A comic book adaptation without a single redeeming feature. Think about that. How often does that happen? We get scores of comic book films in a year, most high profile, some low key ones but almost all of them have something going for them. There is an action set piece, a bit of humor or a good performance or a great villain. You are definitely entertained. They are not – for the lack of a better word – boring. R.I.P.D that expands to Rest In Peace Department manages to be boring, dull, offensive to your senses and some more. Believe it or not, it has Jeff Bridges.

The eponymous department consists of undead police officers in the other world trying to maintain peace and calm by eradicating Deados – the “bad” dead people who are deformed and managed their way back to earth. A very wooden Mary-Louise Parker acting as the director of Boston division of R.I.P.D guides Nick (Ryan Reynolds) to his new job after he is killed by his old partner in the real world (Kevin Bacon as Hayes). It’s all a heady mix of silly things that absolutely don’t matter. All this had going for it is Jeff Bridges playing a slain Wild West Marshall. But his quips lack the punch and the B-movie feel could have been far better realized. Ryan Reynolds finds himself in another less exciting comic book adaptation. This is his second outing after Green Lantern and this one has possibly turned out worse if that was even possible.

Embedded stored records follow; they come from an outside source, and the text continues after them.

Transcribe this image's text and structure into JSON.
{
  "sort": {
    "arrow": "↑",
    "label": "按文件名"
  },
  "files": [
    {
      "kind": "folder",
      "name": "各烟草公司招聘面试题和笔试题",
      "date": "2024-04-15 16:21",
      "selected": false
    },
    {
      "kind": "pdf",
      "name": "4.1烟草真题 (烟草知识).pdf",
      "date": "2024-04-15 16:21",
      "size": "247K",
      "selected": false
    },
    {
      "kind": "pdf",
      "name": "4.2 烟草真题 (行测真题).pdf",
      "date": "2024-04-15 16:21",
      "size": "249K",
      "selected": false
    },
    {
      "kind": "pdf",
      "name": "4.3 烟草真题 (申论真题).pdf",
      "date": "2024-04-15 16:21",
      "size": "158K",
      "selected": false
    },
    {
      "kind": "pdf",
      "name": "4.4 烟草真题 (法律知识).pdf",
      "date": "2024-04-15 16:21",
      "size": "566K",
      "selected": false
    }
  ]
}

The imagination isn’t all that great either. The R.I.P.D is just another red tape intensive police department with huge rows of desk workers and a file cabinet that stretches to gargantuan heights and opens to an endless length. The transport system between life and afterlife using restrooms is similar to what the Harry Potter world uses to get into Ministry of Magic. What came first? There are some thoughts given to staging like when Nick and Roy follow the gold trail that leads them to Hayes, there is a billboard behind that reads – “Don’t be dead broke”.

The tragic point about this film is that it has The Dude. It is painful to see such a superb actor in a nothing role, given nothing to perform with. But then, The Dude abides. Oh dear why? This one is still a colossal mess.